From: Yoz Grahame Date: 14:43 on 09 Oct 2003 Subject: Re: The flight of the upgrade path On Thu, Oct 09, 2003 at 08:17:07AM -0500, Peter da Silva wrote: > > Yet within three months of Jaguar coming out, every second > > bit of new OS X software I saw *demanded* it. I probably have a > > distinctly inaccurate impression of things here, but... (trails off > > waving hands, hoping for a Mac user to continue at this point) > > Microsoft doesn't need to use the OS that way, they have Office. Even so, Office 2003 supports a four-year-old OS version (though not, tellingly, WinME), and I'm imagining that Office XP (which supports Win98) is still going to be available and supported for a little while. But I take your point, since if any app can push Windows upgrades it's going to be Office. I was going to say that a four-year upgrade margin is an understandable limit: if you haven't upgraded your OS in five or more years, the chances are that you're not going to be a potential customer for the latest Office anyway. That was until I remembered the hordes of massive enterprise desktop flotillas that are still running NT4. > But... yeh, I wish Apple would implement service packs to at least > upgrade the frameworks (shared libraries on amphetamines) so they > were API-compatible. On the other hand I'm glad they've avoided the > temptation to do what Microsoft has been doing to keep compatible > and having software vendors ship upgraded DLLs with their products. Is that really so bad, though?
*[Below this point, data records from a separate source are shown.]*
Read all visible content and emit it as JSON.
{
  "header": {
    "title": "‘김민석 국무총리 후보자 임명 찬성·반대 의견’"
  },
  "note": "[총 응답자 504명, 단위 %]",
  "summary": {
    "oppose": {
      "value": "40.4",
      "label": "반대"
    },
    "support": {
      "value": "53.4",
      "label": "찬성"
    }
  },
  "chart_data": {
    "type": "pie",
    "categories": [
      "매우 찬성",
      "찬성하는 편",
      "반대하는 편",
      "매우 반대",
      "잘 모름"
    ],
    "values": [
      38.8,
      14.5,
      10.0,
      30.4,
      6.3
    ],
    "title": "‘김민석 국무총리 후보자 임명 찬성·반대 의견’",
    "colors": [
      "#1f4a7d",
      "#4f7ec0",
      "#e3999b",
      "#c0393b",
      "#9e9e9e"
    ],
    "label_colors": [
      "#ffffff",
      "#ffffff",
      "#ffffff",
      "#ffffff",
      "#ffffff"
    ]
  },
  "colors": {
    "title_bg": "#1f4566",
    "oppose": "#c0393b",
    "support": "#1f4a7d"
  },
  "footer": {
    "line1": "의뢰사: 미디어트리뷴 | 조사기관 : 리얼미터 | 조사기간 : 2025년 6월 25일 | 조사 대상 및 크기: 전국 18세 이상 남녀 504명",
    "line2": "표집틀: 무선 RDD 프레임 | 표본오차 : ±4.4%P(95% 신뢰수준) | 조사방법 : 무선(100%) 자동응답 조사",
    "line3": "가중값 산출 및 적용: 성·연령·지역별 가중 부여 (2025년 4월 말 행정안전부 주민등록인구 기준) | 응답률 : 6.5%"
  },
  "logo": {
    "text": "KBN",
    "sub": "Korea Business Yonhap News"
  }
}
Especially since recent Windows versions have DLL version management. (Apologies, this thread is already distressingly hate-free. I should do the rant I've been saving up about Windows Networking. I've got some serious bile there.) -- Yoz
From: peter (Peter da Silva) Date: 14:58 on 09 Oct 2003 Subject: Re: The flight of the upgrade path > But I take your point, since if any app can push Windows upgrades it's > going to be Office. The point isn't that Office pushes Windows upgrades, it's that Office pushes Office upgrades. > > and having software vendors ship upgraded DLLs with their products. > Is that really so bad, though? Especially since recent Windows versions > have DLL version management. Yes, it's really that bad. "DLL Version Management" is a horrible kludge that causes more problems than it solves. "Honest. I'm sorry, you wanted to install *that*? So sorry, I haven't been told about it so it must not be the one you really want." Except it doesn't say it out loud, so you don't know why the hell some important app has suddenly stopped working. And then there's "No, you can't install that patch, I have a better version here, what? A virus? Impossible, I wouldn't let that happen! Lalalalala! I can't hear you! Hey, you're putting that back again! Go away, you smelly person, you don't know what you're doing, THIS is the one you want. What? A virus? Impossible. Let overwrite, let override." The solution to complex version problems is not more complex complex version problems.